HISTORY OF LONGDON CLUB & INSTITUTE
Sir Villiers Forster and Lady Forster attended a Parish Council meeting and proposed that they build a “Parish Room” as a Memorial Hall. It was agreed and built in 1919. When the Memorial Hall was near completion, it was offered to the Longdon Parish Council (LPC) who declined the offer as they felt the cost of maintenance would burden the LPC with an expense that it would not be able to meet. At this point six representatives of the working population, led by Tod Jones, approached Sir Villiers Forster in October 1919 and asked that the Memorial Hall be registered as a Mens Club. They stated that a Mens Club would be a great benefit generally and would be self–supporting. This proposal used a previously agreed arrangement with Armitage Club, as a precedent.
Longdon Club and Institute (the Club) was formed.
1920s and 30s
Longdon “W.I” used the Club for meetings until its own hall was acquired.
During the General Strike school children were fed in the Club with donated hot dinners cooked and served by members.
Sir Villiers Forster dies. His estate, including the Memorial Hall, passes to Dame Mary Forster (as owner) plus trustees.
By a conveyance Dame Mary sold the Memorial Hall site and building to Captain William Walford as permanent trustee.
An order was made for the Memorial Hall to vest in Official Trustee of Charity Lands Commission. The management of the Club was deemed to be satisfactory, via the Trustees and the Committee, requiring no input from a freeholder interest.
The Club used its facilities to raise contributions towards the War Comfort Fund.
The Club continued successfully throughout these years, being of great value to the community. The village school used the premises and the field over a period of time until the new school was built with its own facilities
The field at the rear was bought by the Club.
The village ‘Old Peoples Committee’ met in the hall as the ‘Over 60s’ do today.
Donations were raised for The Old Peoples Committee.
Tod Jones, one of the Clubs founders, retires after 35 years, much of this as chairman.
The Pre-school group used the Club facilities.
An extension was built at the rear to provide toilets and a utility room.
The village Cub Scout pack used the Club and its field for football, including matches with other packs in the district.
Village celebration party at the Club for the wedding of Prince Charles and Lady Diana.

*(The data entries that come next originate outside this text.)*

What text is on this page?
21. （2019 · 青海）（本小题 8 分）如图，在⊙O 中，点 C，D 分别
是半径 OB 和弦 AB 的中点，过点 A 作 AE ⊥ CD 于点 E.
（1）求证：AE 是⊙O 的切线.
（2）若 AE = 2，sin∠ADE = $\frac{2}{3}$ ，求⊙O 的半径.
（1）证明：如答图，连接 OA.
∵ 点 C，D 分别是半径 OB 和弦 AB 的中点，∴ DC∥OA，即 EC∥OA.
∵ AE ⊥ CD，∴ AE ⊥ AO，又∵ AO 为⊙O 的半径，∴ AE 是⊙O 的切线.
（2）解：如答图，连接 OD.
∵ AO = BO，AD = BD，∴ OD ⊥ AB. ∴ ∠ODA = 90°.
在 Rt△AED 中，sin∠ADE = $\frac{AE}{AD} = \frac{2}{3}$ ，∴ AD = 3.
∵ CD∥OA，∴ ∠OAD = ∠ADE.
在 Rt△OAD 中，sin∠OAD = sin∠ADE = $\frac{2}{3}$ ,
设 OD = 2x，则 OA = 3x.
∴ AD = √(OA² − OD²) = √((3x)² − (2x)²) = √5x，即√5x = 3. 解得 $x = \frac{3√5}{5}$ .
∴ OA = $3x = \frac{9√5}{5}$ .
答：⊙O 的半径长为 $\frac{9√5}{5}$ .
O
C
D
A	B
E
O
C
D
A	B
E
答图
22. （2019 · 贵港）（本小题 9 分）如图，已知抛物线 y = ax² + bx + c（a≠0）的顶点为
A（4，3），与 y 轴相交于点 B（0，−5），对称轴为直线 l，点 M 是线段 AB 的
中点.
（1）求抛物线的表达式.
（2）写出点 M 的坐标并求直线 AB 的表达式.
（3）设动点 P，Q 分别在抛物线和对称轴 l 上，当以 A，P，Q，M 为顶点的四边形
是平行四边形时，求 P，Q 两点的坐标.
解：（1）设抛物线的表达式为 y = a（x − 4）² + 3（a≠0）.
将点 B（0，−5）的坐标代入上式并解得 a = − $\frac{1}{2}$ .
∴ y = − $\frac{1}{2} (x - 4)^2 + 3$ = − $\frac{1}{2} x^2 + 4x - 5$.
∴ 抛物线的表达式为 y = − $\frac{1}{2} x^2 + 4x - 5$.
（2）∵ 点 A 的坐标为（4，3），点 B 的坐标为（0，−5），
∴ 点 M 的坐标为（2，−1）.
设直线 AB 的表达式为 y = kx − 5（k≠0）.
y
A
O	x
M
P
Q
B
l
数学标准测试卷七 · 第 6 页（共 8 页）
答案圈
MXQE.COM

The Club had major renovations including the distinctive black and white frontage, also electrical improvements. All this work was entirely funded from Club resources and private donations. At this time the membership stood at 140.
The Club Ladies Dominoes Team wins Rugeley and District League trophies.
The Club Quiz Night raises funds for a St James Church fund.
The Club joins Lichfield and District CVS, qualifying as a 3 rd sector organisation. This is a Staffordshire support group organisation.
2011 and 2013
The Club Snooker Teams win The Chase League ‘Albert Fleming’ trophy.
The Club hosted ‘The Village Picnic’ for the Queen’s Diamond Jubilee. This was an all-day party.
The Club ran a charity disco for British Heart Foundation.
An internal refurbishment took place.
Sky Sports TV installed.
The Club’s own web site established. This enables everyone to easily access all current and future events.
Throughout the Club’s history the village community have always been supported and made welcome.
The November fireworks and bonfire party is always popular and The Club is an ideal venue for all types of function.